In Isaiah 20, a scene unfolds that must have been shocking – it certainly would cause a commotion today! Isaiah decided to walk around for 3 years “stripped and barefoot.” Some commentaries give a little dignity back to Isaiah with the suggestion that the Hebrew term meant that he was in his underwear. I’m not a Hebrew scholar, and there’s really no need to debate this here, so I’ll have to admit he may have been naked, or he may have been walking around in his underoos… but either way, it’s a little weird. Why on Earth would a prophet of God, tasked with delivering a message to the people of God, be out in public in either condition?
Simple answer: He obeyed. God specifically told Isaiah to strip down, ditch the Teva’s, and prepare for the scorn of pretty much everyone he’d encounter in the next 3 years.
It sort of reminds me of God’s request to Hosea: “Go and marry a prostitute…”
“Umm… Did I hear that right, God?

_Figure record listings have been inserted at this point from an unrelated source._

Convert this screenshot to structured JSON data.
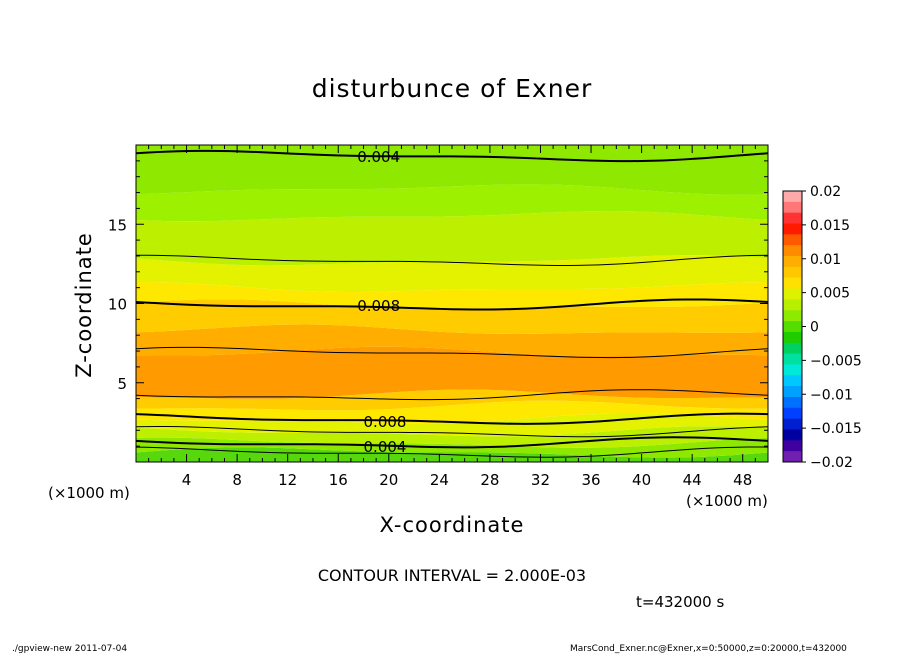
{
  "chart_data": {
    "type": "contour",
    "title": "disturbunce of Exner",
    "xlabel": "X-coordinate",
    "ylabel": "Z-coordinate",
    "x_unit_left": "(×1000 m)",
    "x_unit_right": "(×1000 m)",
    "xlim": [
      0,
      50
    ],
    "ylim": [
      0,
      20
    ],
    "x_ticks": [
      4,
      8,
      12,
      16,
      20,
      24,
      28,
      32,
      36,
      40,
      44,
      48
    ],
    "y_ticks": [
      5,
      10,
      15
    ],
    "contour_interval_text": "CONTOUR INTERVAL = 2.000E-03",
    "time_text": "t=432000 s",
    "contour_labels": [
      {
        "text": "0.004",
        "x": 17.5,
        "z": 19.3
      },
      {
        "text": "0.008",
        "x": 17.5,
        "z": 9.9
      },
      {
        "text": "0.008",
        "x": 18.0,
        "z": 2.6
      },
      {
        "text": "0.004",
        "x": 18.0,
        "z": 1.0
      }
    ],
    "field_bands": [
      {
        "z_from": 0.0,
        "z_to": 0.6,
        "value_class": "0.002"
      },
      {
        "z_from": 0.6,
        "z_to": 1.2,
        "value_class": "0.004"
      },
      {
        "z_from": 1.2,
        "z_to": 1.9,
        "value_class": "0.006"
      },
      {
        "z_from": 1.9,
        "z_to": 2.7,
        "value_class": "0.007"
      },
      {
        "z_from": 2.7,
        "z_to": 3.5,
        "value_class": "0.008"
      },
      {
        "z_from": 3.5,
        "z_to": 4.2,
        "value_class": "0.009"
      },
      {
        "z_from": 4.2,
        "z_to": 6.9,
        "value_class": "0.011"
      },
      {
        "z_from": 6.9,
        "z_to": 8.3,
        "value_class": "0.010"
      },
      {
        "z_from": 8.3,
        "z_to": 9.9,
        "value_class": "0.009"
      },
      {
        "z_from": 9.9,
        "z_to": 11.0,
        "value_class": "0.008"
      },
      {
        "z_from": 11.0,
        "z_to": 12.7,
        "value_class": "0.007"
      },
      {
        "z_from": 12.7,
        "z_to": 15.5,
        "value_class": "0.006"
      },
      {
        "z_from": 15.5,
        "z_to": 17.2,
        "value_class": "0.005"
      },
      {
        "z_from": 17.2,
        "z_to": 20.0,
        "value_class": "0.004"
      }
    ],
    "colorbar": {
      "range": [
        -0.02,
        0.02
      ],
      "tick_labels": [
        "0.02",
        "0.015",
        "0.01",
        "0.005",
        "0",
        "−0.005",
        "−0.01",
        "−0.015",
        "−0.02"
      ],
      "colors_top_to_bottom": [
        "#ffaaaa",
        "#ff7777",
        "#ff3333",
        "#ff1a00",
        "#ff5a00",
        "#ff8c00",
        "#ffae00",
        "#ffc800",
        "#ffe000",
        "#ddf200",
        "#b8ee00",
        "#8eea00",
        "#55dd00",
        "#1fcc00",
        "#00d060",
        "#00e0a0",
        "#00e8d8",
        "#00c8ff",
        "#00a0ff",
        "#0070ff",
        "#0040ff",
        "#0020d0",
        "#0000a0",
        "#4000a0",
        "#7020b0"
      ]
    },
    "field_colors": {
      "0.002": "#56d80d",
      "0.004": "#8ee800",
      "0.005": "#9df000",
      "0.006": "#bdf000",
      "0.007": "#e4f200",
      "0.008": "#ffe800",
      "0.009": "#ffcc00",
      "0.010": "#ffae00",
      "0.011": "#ff9a00"
    }
  },
  "footer": {
    "left": "./gpview-new   2011-07-04",
    "right": "MarsCond_Exner.nc@Exner,x=0:50000,z=0:20000,t=432000"
  }
}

Did you just say ‘prostitute’? You do know what those are, right? “
“Yeah, I know, Hosea, but I need to tell my people something and I want your help. Oh, and by the way, some of her children will be born to you from other men.”
“So Hosea married Gomer…” He actually obeyed! A completely unreasonable request by any man’s standards – to choose a woman who you KNOW will not be faithful to you. Yet, Hosea did exactly as God requested. We need to remember, this was the beginning of Hosea’s news delivery job for God – “When the Lord first began speaking to Israel through Hosea…” There was no precedent for this. Prophecy 101 at Jerusalem U. didn’t cover this kind of thing! There was no leadership model that showed Hosea how this was going to work out. Just a seemingly insane command!
I wonder when we began to think that all that God would ever request of us would make sense? We want to obey God when He tells us to “go to church” and show up for Sunday school… Even when He tells us to “love our neighbor” and be nice to the people in class. We like to obey when He asks us to give as much as we can comfortably give and to play fair. That stuff all makes sense to us.
But what about when He asks for it all? What about when Jesus tells us to eat his flesh and drink his blood? (Don’t worry, that sounded crazy in the first century, too.) What do we do when He asks us to give a car to a neighbor without one? When He asks us to fast in a way that means something more than ‘fish on Fridays’?
Why do we think every request God makes of us will make sense? I wonder what we miss (or the people we should be sharing light with miss) when rationality is a condition of our obedience – if we only obey God when it makes sense?
Prepare to be surprised! God has not called you to normal.